Quelques statistiques macabres de l’année 2020 qui font froid dans le dos : septembre, 600 jeunes migrants quittent le Sénégal pour les îles Canaries; la plupart de ces jeunes étaient originaires de Pikine, près de Saint-Louis du Sénégal. Fin octobre, 140 migrants en partance vers les îles Canaries sont retrouvés noyés au large des côtes sénégalaises après le naufrage de leur embarcation qui transportait 200 personnes ; 20 cadavres seront repêchés.

Novembre, 193 candidats à l’émigration clandestine sont secourus au large de Dakar. Aucune précision sur le nombre de disparus ou de noyés. Plus surprenant encore est le mutisme de l’État sénégalais qui finira enfin par annoncer un renforcement de contrôle en mer, sous la pression de l’Union Européenne.

Il est vrai que le Sénégal n’est pas le seul pays africain à connaître une poussée migratoire vers l’Europe. Face à ce phénomène de plus en plus incontrôlé, d’aucuns mettent en cause les familles de ces jeunes qui exercent des pressions morales et sociales sur leurs enfants. Mais ces derniers avaient-ils d’autres choix? Quelle autre alternative leur offre-t-on? On comprend pourquoi ils objectent qu’ils préféreraient mourir en mer que de mourir affamés auprès de leur mère.

2- Virage autocratique du pouvoir et réduction des espaces de liberté.
Face aux images de pillages, d’affrontements et de guérillas urbaines du 3 mars dernier à la télévision, l’observateur non averti aurait pu croire que ces scènes se déroulaient à Conakry, Abidjan, Lomé, Libreville, etc., ces capitales africaines qui nous ont habitués à de violentes manifestations post-électorales. Simple méprise ! Il s’agit bien au contraire de Dakar, capitale du Sénégal, pays de la «teranga» (accueil) réputé pour ses alternances politiques pacifiques depuis une soixantaine d’années, si l’on excepte les soubresauts post-électoraux de 2011 et 2012, sans commune mesure avec les mouvements actuels . «Comment en est-on arrivé là ? s’interrogent médusés, tous ceux qui ont regardé les violentes images de guerre sur leur petit écran. À l’inverse, les meilleurs analystes de la vie politique sénégalaise eux, n’étaient guère étonnés par l’ampleur du drame. Ne furent-ils pas les premiers s’alarmer de la fissure progressive de la «vitrine démocratique» de la maison Sénégal ?

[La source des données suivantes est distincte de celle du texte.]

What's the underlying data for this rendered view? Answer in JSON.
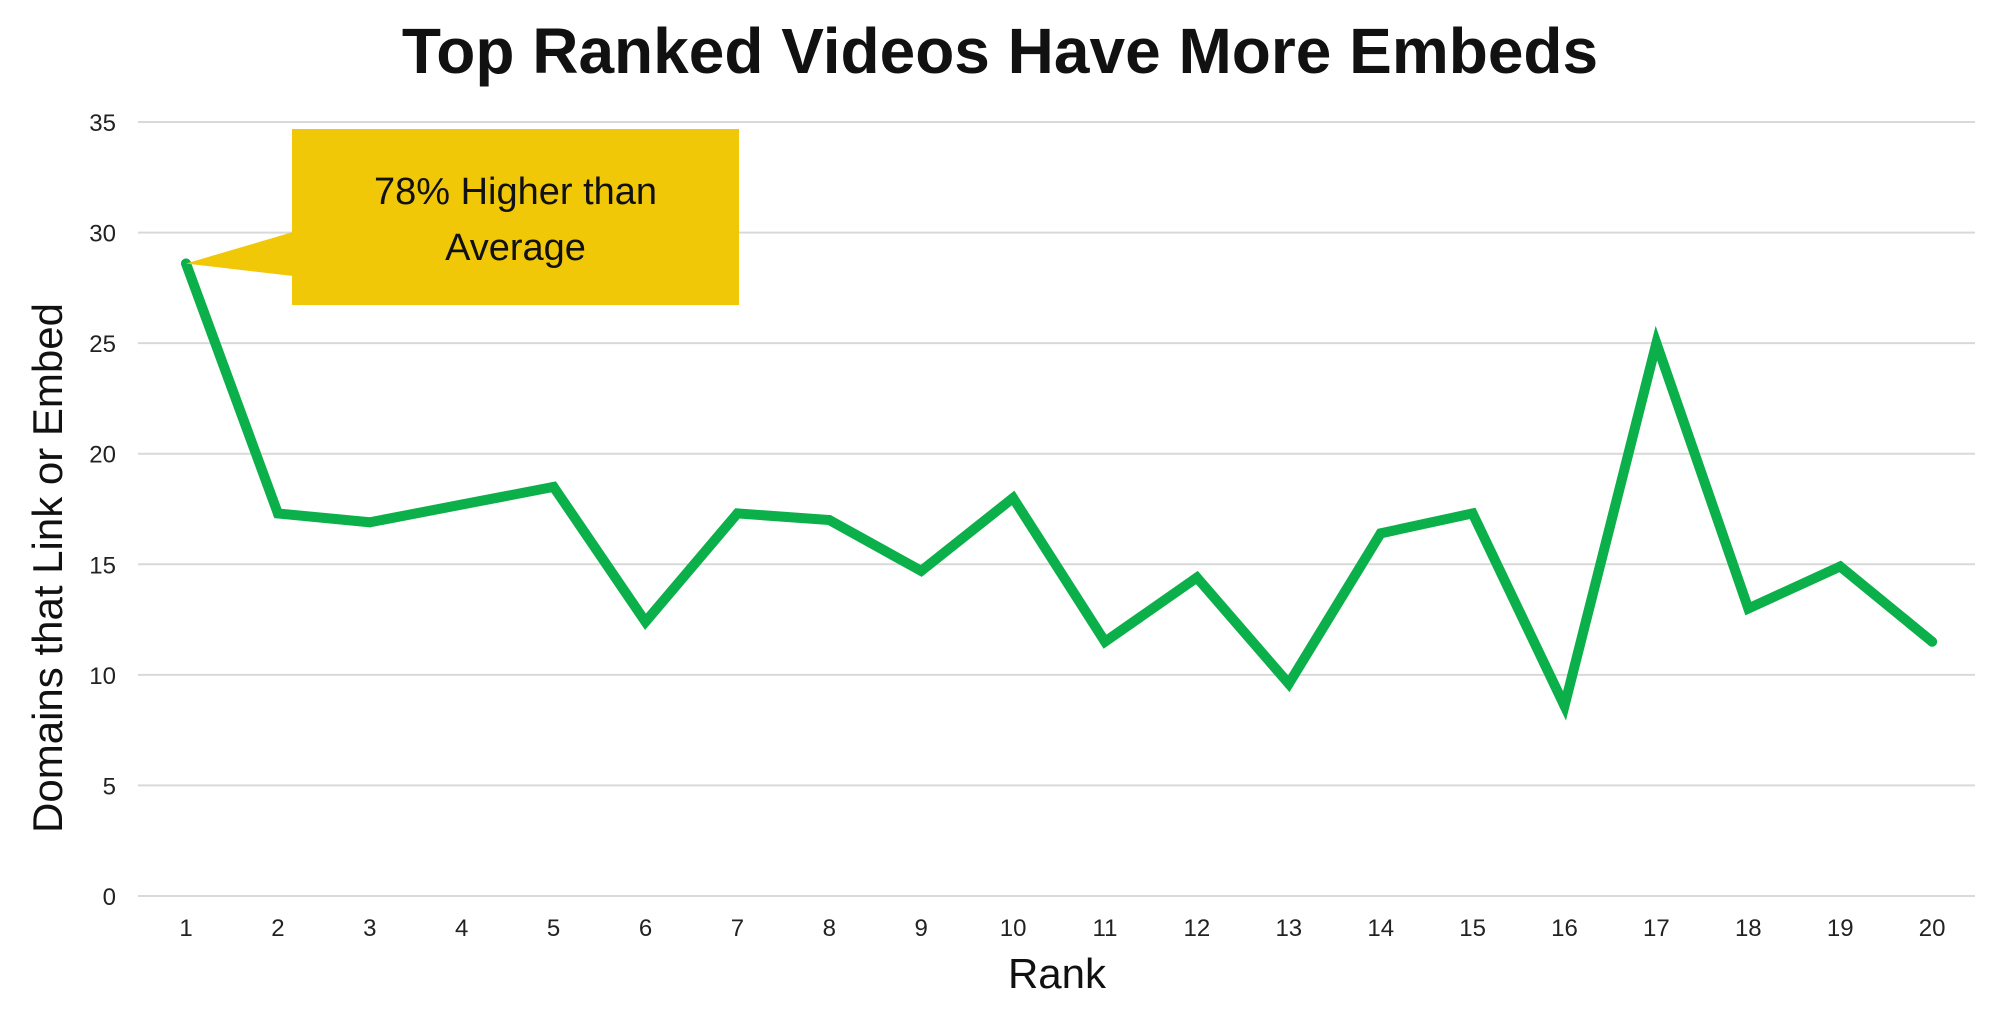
{
  "chart_data": {
    "type": "line",
    "title": "Top Ranked Videos Have More Embeds",
    "xlabel": "Rank",
    "ylabel": "Domains that Link or Embed",
    "categories": [
      "1",
      "2",
      "3",
      "4",
      "5",
      "6",
      "7",
      "8",
      "9",
      "10",
      "11",
      "12",
      "13",
      "14",
      "15",
      "16",
      "17",
      "18",
      "19",
      "20"
    ],
    "series": [
      {
        "values": [
          28.6,
          17.3,
          16.9,
          17.7,
          18.5,
          12.4,
          17.3,
          17.0,
          14.7,
          18.0,
          11.5,
          14.4,
          9.6,
          16.4,
          17.3,
          8.6,
          25.0,
          13.0,
          14.9,
          11.5
        ]
      }
    ],
    "ylim": [
      0,
      35
    ],
    "yticks": [
      0,
      5,
      10,
      15,
      20,
      25,
      30,
      35
    ],
    "grid": true,
    "line_color": "#0bb04a",
    "annotation": {
      "lines": [
        "78% Higher than",
        "Average"
      ],
      "points_to": "1",
      "background": "#f0c808"
    }
  }
}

Avertissant par la même occasion de la réduction, comme peau de chagrin, des libertés fondamentales auxquelles s’étaient attachés les Sénégalais. Dès lors, à tort ou à raison, la convocation à la gendarmerie de l’opposant Ousmane Sonko pour une affaire de viol suivie de menaces de mort – la goutte d’eau qui avait fait déborder le vase -, sera – t – elle perçue comme une volonté manifeste du pouvoir d’éliminer de la course à la prochaine élection présidentielle, un opposant capable de lui faire ombrage, à l’instar d’autres concurrents dont l’ancien maire de Dakar, Khalifa Sall et Karim Wade, ancien ministre, et fils de l’ancien président Abdoulaye Wade.

Rappelons qu’en 2018, la cour de justice de la CEDEAO avait condamné le Sénégal pour violation des droits de Khalifa Sall dans un procès de détournement de fonds. Aussi, plusieurs partis politiques d’opposition s’accordent – ils pour reconnaître les dérives autoritaires du régime ainsi que la dégradation du climat politique depuis un mois : tortures, vagues d’arrestations arbitraires d’opposants enfermés dans des cellules punitives.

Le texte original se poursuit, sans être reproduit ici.